SUKABANTEN.com – Ketua Generik Persatuan Wartawan Indonesia (PWI) yang baru terpilih, Akhmad Munir, mengadakan pertemuan krusial dengan Menteri Hukum Republik Indonesia, Supratman Andi Agtas, pada Kamis, 11 September 2025. Pertemuan tersebut dilaksanakan dalam rangka membahas isu-isu terkini yang berkaitan dengan kebebasan pers dan perlindungan hukum bagi jurnalis di Indonesia. Dalam pertemuan tersebut, kedua belah pihak saling bertukar pandangan dan mendiskusikan strategi untuk meningkatkan situasi pers di negara ini.

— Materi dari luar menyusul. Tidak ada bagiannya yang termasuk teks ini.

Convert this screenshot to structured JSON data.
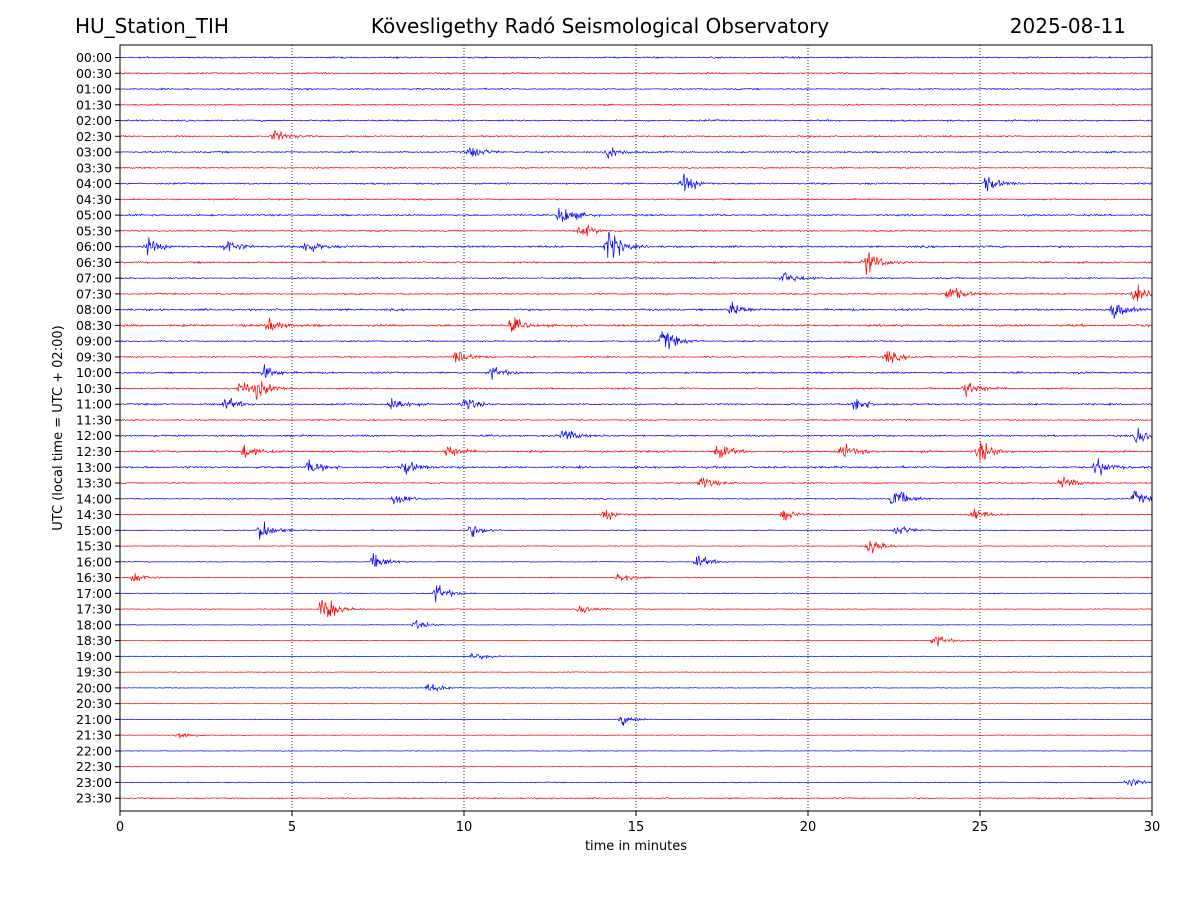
{
  "header": {
    "station": "HU_Station_TIH",
    "observatory": "Kövesligethy Radó Seismological Observatory",
    "date": "2025-08-11"
  },
  "chart_data": {
    "type": "line",
    "title": "Kövesligethy Radó Seismological Observatory",
    "xlabel": "time in minutes",
    "ylabel": "UTC (local time = UTC + 02:00)",
    "xlim": [
      0,
      30
    ],
    "x_ticks": [
      0,
      5,
      10,
      15,
      20,
      25,
      30
    ],
    "vertical_grid": [
      5,
      10,
      15,
      20,
      25
    ],
    "grid": "vertical dotted",
    "series_colors": [
      "#0000ff",
      "#ff0000"
    ],
    "rows": [
      {
        "label": "00:00",
        "noise": 0.55,
        "events": []
      },
      {
        "label": "00:30",
        "noise": 0.55,
        "events": []
      },
      {
        "label": "01:00",
        "noise": 0.5,
        "events": []
      },
      {
        "label": "01:30",
        "noise": 0.5,
        "events": []
      },
      {
        "label": "02:00",
        "noise": 0.6,
        "events": []
      },
      {
        "label": "02:30",
        "noise": 0.55,
        "events": [
          [
            4.5,
            0.9
          ]
        ]
      },
      {
        "label": "03:00",
        "noise": 0.55,
        "events": [
          [
            10.2,
            0.9
          ],
          [
            14.2,
            0.9
          ]
        ]
      },
      {
        "label": "03:30",
        "noise": 0.5,
        "events": []
      },
      {
        "label": "04:00",
        "noise": 0.6,
        "events": [
          [
            16.4,
            1.2
          ],
          [
            25.2,
            1.0
          ]
        ]
      },
      {
        "label": "04:30",
        "noise": 0.5,
        "events": []
      },
      {
        "label": "05:00",
        "noise": 0.6,
        "events": [
          [
            12.8,
            1.6
          ]
        ]
      },
      {
        "label": "05:30",
        "noise": 0.5,
        "events": [
          [
            13.4,
            1.0
          ]
        ]
      },
      {
        "label": "06:00",
        "noise": 0.7,
        "events": [
          [
            0.8,
            1.0
          ],
          [
            3.1,
            1.0
          ],
          [
            5.4,
            1.1
          ],
          [
            14.2,
            2.3
          ]
        ]
      },
      {
        "label": "06:30",
        "noise": 0.6,
        "events": [
          [
            21.7,
            1.8
          ]
        ]
      },
      {
        "label": "07:00",
        "noise": 0.5,
        "events": [
          [
            19.3,
            0.9
          ]
        ]
      },
      {
        "label": "07:30",
        "noise": 0.55,
        "events": [
          [
            24.1,
            1.3
          ],
          [
            29.5,
            1.0
          ]
        ]
      },
      {
        "label": "08:00",
        "noise": 0.7,
        "events": [
          [
            17.8,
            1.0
          ],
          [
            28.9,
            1.2
          ]
        ]
      },
      {
        "label": "08:30",
        "noise": 0.75,
        "events": [
          [
            4.3,
            1.0
          ],
          [
            11.4,
            1.0
          ]
        ]
      },
      {
        "label": "09:00",
        "noise": 0.5,
        "events": [
          [
            15.8,
            1.6
          ]
        ]
      },
      {
        "label": "09:30",
        "noise": 0.5,
        "events": [
          [
            9.8,
            1.0
          ],
          [
            22.3,
            0.9
          ]
        ]
      },
      {
        "label": "10:00",
        "noise": 0.6,
        "events": [
          [
            4.2,
            0.9
          ],
          [
            10.8,
            0.9
          ]
        ]
      },
      {
        "label": "10:30",
        "noise": 0.55,
        "events": [
          [
            3.5,
            1.0
          ],
          [
            4.0,
            1.2
          ],
          [
            24.6,
            1.2
          ]
        ]
      },
      {
        "label": "11:00",
        "noise": 0.6,
        "events": [
          [
            3.1,
            0.9
          ],
          [
            7.9,
            1.1
          ],
          [
            10.0,
            1.0
          ],
          [
            21.4,
            0.9
          ]
        ]
      },
      {
        "label": "11:30",
        "noise": 0.5,
        "events": []
      },
      {
        "label": "12:00",
        "noise": 0.6,
        "events": [
          [
            12.9,
            0.9
          ],
          [
            29.6,
            1.2
          ]
        ]
      },
      {
        "label": "12:30",
        "noise": 0.7,
        "events": [
          [
            3.6,
            1.0
          ],
          [
            9.5,
            0.9
          ],
          [
            17.4,
            1.0
          ],
          [
            21.0,
            1.0
          ],
          [
            25.0,
            1.6
          ]
        ]
      },
      {
        "label": "13:00",
        "noise": 0.7,
        "events": [
          [
            5.5,
            1.0
          ],
          [
            8.3,
            1.0
          ],
          [
            28.4,
            1.2
          ]
        ]
      },
      {
        "label": "13:30",
        "noise": 0.45,
        "events": [
          [
            16.9,
            1.0
          ],
          [
            27.4,
            0.9
          ]
        ]
      },
      {
        "label": "14:00",
        "noise": 0.45,
        "events": [
          [
            8.0,
            1.0
          ],
          [
            22.5,
            1.5
          ],
          [
            29.5,
            1.0
          ]
        ]
      },
      {
        "label": "14:30",
        "noise": 0.4,
        "events": [
          [
            14.1,
            0.8
          ],
          [
            19.3,
            0.8
          ],
          [
            24.8,
            1.0
          ]
        ]
      },
      {
        "label": "15:00",
        "noise": 0.35,
        "events": [
          [
            4.1,
            1.5
          ],
          [
            10.2,
            0.9
          ],
          [
            22.6,
            0.8
          ]
        ]
      },
      {
        "label": "15:30",
        "noise": 0.3,
        "events": [
          [
            21.8,
            1.3
          ]
        ]
      },
      {
        "label": "16:00",
        "noise": 0.3,
        "events": [
          [
            7.4,
            1.2
          ],
          [
            16.8,
            0.9
          ]
        ]
      },
      {
        "label": "16:30",
        "noise": 0.3,
        "events": [
          [
            0.4,
            0.8
          ],
          [
            14.5,
            0.6
          ]
        ]
      },
      {
        "label": "17:00",
        "noise": 0.3,
        "events": [
          [
            9.2,
            1.3
          ]
        ]
      },
      {
        "label": "17:30",
        "noise": 0.3,
        "events": [
          [
            5.9,
            2.2
          ],
          [
            13.4,
            0.7
          ]
        ]
      },
      {
        "label": "18:00",
        "noise": 0.25,
        "events": [
          [
            8.6,
            0.6
          ]
        ]
      },
      {
        "label": "18:30",
        "noise": 0.25,
        "events": [
          [
            23.7,
            0.9
          ]
        ]
      },
      {
        "label": "19:00",
        "noise": 0.25,
        "events": [
          [
            10.3,
            0.6
          ]
        ]
      },
      {
        "label": "19:30",
        "noise": 0.25,
        "events": []
      },
      {
        "label": "20:00",
        "noise": 0.25,
        "events": [
          [
            9.0,
            0.7
          ]
        ]
      },
      {
        "label": "20:30",
        "noise": 0.22,
        "events": []
      },
      {
        "label": "21:00",
        "noise": 0.25,
        "events": [
          [
            14.6,
            0.7
          ]
        ]
      },
      {
        "label": "21:30",
        "noise": 0.25,
        "events": [
          [
            1.7,
            0.6
          ]
        ]
      },
      {
        "label": "22:00",
        "noise": 0.22,
        "events": []
      },
      {
        "label": "22:30",
        "noise": 0.22,
        "events": []
      },
      {
        "label": "23:00",
        "noise": 0.35,
        "events": [
          [
            29.3,
            0.7
          ]
        ]
      },
      {
        "label": "23:30",
        "noise": 0.45,
        "events": []
      }
    ]
  }
}
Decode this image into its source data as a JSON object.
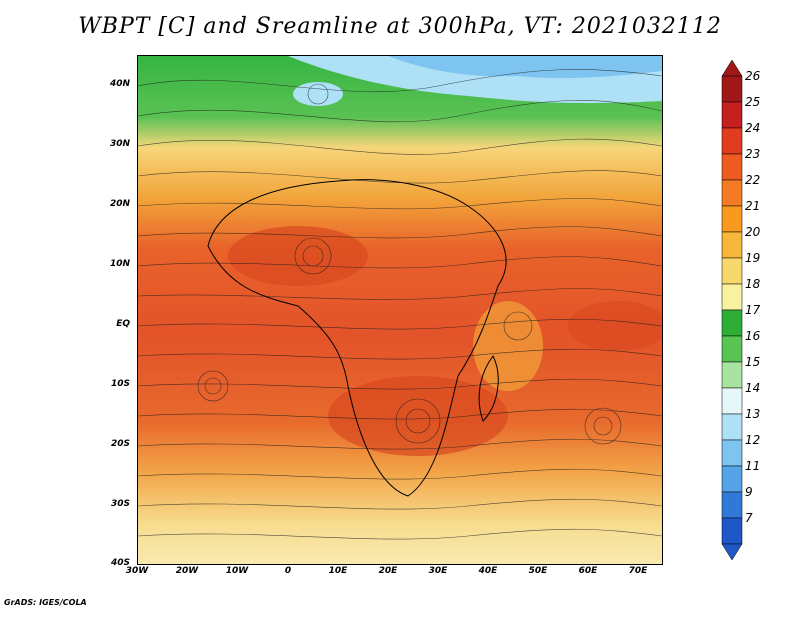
{
  "title": "WBPT [C] and Sreamline at 300hPa, VT: 2021032112",
  "credit": "GrADS: IGES/COLA",
  "map": {
    "lat_labels": [
      "40N",
      "30N",
      "20N",
      "10N",
      "EQ",
      "10S",
      "20S",
      "30S",
      "40S"
    ],
    "lon_labels": [
      "30W",
      "20W",
      "10W",
      "0",
      "10E",
      "20E",
      "30E",
      "40E",
      "50E",
      "60E",
      "70E"
    ]
  },
  "colorbar": {
    "labels": [
      "26",
      "25",
      "24",
      "23",
      "22",
      "21",
      "20",
      "19",
      "18",
      "17",
      "16",
      "15",
      "14",
      "13",
      "12",
      "11",
      "9",
      "7"
    ],
    "colors": [
      "#a01818",
      "#c61f1f",
      "#e33b1f",
      "#ee5b21",
      "#f47b22",
      "#f79a1d",
      "#f6b73b",
      "#f7d86d",
      "#f8f1a0",
      "#2fae36",
      "#58c552",
      "#a8e3a2",
      "#e6f7fa",
      "#aee0f6",
      "#7ec4f0",
      "#53a3e6",
      "#3079d8",
      "#1f56c8"
    ]
  }
}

Pentingnya Kebebasan Pers dan Perlindungan Hukum
Salah satu topik primer yang dibahas dalam pertemuan ini adalah pentingnya kebebasan pers dan proteksi hukum bagi jurnalis. Kebebasan pers dianggap sebagai salah satu pilar krusial dalam masyarakat demokratis. Dalam peluang itu, Akhmad Munir menekankan bahwa, “Jurnalisme yang bebas dan bertanggung jawab adalah fondasi yang kuat bagi perkembangan demokrasi di Indonesia.” Ia juga menyoroti pentingnya melindungi wartawan dari tekanan dan ancaman yang dapat menghambat tugas mereka dalam memberikan informasi yang persis kepada masyarakat.
Sementara itu, Menteri Supratman Andi Agtas menyambut bagus inisiatif PWI dan menekankan komitmen pemerintah dalam melindungi kebebasan pers di Indonesia. Menurutnya, “Kebebasan pers harus selalu dijaga dan dilindungi agar dapat lanjut memberikan kontribusi positif bagi pembangunan negara.” Ia juga mengungkapkan bahwa pemerintah akan terus berupaya menciptakan regulasi yang memungkinkan pers bekerja secara netral dan aman dari segala wujud intimidasi.
Strategi Peningkatan Kualitas Jurnalistik
Selain soal kebebasan pers, pertemuan ini juga membahas strategi peningkatan kualitas jurnalistik di Indonesia. Akhmad Munir menggarisbawahi perlunya peningkatan kompetensi dan profesionalisme para jurnalis sebagai usaha untuk menjaga integritas dan kredibilitas berita yang disajikan kepada publik. Dalam hal ini, PWI berencana untuk mengadakan sejumlah program pelatihan dan workshop yang ditujukan bagi para personil PWI di berbagai wilayah, pakai memperkuat kapabilitas jurnalistik mereka.
Lebih terus, Menteri Supratman Andi Agtas juga mendukung rencana ini dengan berjanji akan memfasilitasi kolaborasi antara pemerintah dan PWI dalam pelaksanaan program-program peningkatan kapasitas jurnalis. “Kami akan mendukung setiap inisiatif yang bertujuan untuk memperkuat kemampuan jurnalis dalam melaksanakan tugasnya dengan baik,” tegas Menteri Supratman.
Adapun langkah-langkah konkret yang akan diambil oleh PWI meliputi peningkatan akses terhadap sumber energi informasi, penguatan jaringan jurnalis di taraf lokal maupun dunia, serta penyusunan pedoman etik jurnalistik yang lebih komprehensif. Dengan adanya dukungan pemerintah dan kolaborasi antara berbagai pihak, diharapkan kualitas jurnalisme di Indonesia dapat terus meningkat seiring perkembangan teknologi dan dinamika global.